The width of the agreement indicates how much the measurement produced by the markerless system can deviate from the marker-based system for individual measurements. Based on the width of the limits in the scenarios considered (Fig. 9), it can be concluded that the level of agreement is poor for all the angles measured in the different planes. For low spine angles, the markerless system could produce measurements up to 7\({^\circ }\) higher than the marker-bases system in all three planes. For the right hip angle, the deviation could be as high as 12\({^\circ }\) in all the planes. For the right knee angle this deviation could be as high as 10\({^\circ }\). For lower limb kinematics a measurement of 2\({^\circ }\) to 3\({^\circ }\) deviation may be acceptable, however, 7\({^\circ }\) or more appears to be an unacceptable deviation for the lower limb kinematic measurements given the range of values for this measurement. For this reason it can be concluded that the two measurement systems do not agree when measuring lower limb kinematic measurements during a lunge.

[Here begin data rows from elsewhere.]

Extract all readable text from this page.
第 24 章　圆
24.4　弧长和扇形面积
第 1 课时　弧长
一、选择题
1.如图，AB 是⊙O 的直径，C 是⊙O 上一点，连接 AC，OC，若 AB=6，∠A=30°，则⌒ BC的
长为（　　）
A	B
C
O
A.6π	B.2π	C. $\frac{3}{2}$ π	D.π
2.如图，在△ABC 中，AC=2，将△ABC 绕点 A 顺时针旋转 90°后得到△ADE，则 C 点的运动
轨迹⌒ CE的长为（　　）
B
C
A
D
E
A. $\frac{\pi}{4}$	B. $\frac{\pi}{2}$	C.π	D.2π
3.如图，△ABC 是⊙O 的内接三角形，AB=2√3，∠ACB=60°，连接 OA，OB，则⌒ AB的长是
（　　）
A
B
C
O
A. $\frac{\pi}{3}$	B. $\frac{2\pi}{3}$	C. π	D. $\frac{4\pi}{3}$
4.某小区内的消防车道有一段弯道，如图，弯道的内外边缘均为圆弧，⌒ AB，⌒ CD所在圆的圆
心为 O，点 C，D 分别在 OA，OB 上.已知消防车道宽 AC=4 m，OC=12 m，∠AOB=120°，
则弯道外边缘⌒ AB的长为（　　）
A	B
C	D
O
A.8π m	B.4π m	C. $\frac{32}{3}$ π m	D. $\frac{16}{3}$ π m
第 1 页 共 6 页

The proposed framework has been applied to the motions generated by a lunge, however, it is flexible enough to model any functional response given the flexibility of the B-spline basis system. In addition to that multivariate functional response (e.g. considering both the angular motion and translation at the same time) can also be incorporated in the modelling framework.

Although the proposed framework can be used to assess agreement between methods of measurement producing functional responses for many different movements, a sensitivity study of the proposed method is needed to find out which components of the modelling framework are most sensitive for the approach.

Conclusion

In this paper, the agreement between a novel markerless motion capture system and the existing gold standard marker-based system has been assessed for the lower extremity kinematics measurements during a lunge. The assessment of the agreement between the two systems was conducted using the functional responses collected by these two systems in a hierarchical study design. In order to assess the agreement for methods producing functional responses, a novel approach to calculate 95% fLoA using a non-parametric mixed-effects modelling framework has been proposed which allows to calculate 95% fLoA for study designs that an LMM can handle.

Marker-based methods are the gold standard method for measuring three-dimensional kinematics data. A markerless method has been proposed as an convenient and affordable alternative. The level of agreement between the systems, for the angles considered here, was questionable.

It was found that the markerless motion capture system over-estimated kinematic measurement for most angles. There is a substantial bias between the two methods of measurement for most of the angles during a lunge. To use the markerless system for motion capture one must post-process the measurements to remove this bias. The results of this analysis can be used to provide the frame by frame bias adjustment as needed. However, the difference between these two methods of measurement for an individual measurement is substantially higher for all the angles measured. From this, it can be concluded that the markerless cannot be used instead of marker-based motion capture system, in particular when the angle in question represents an internal/external rotation.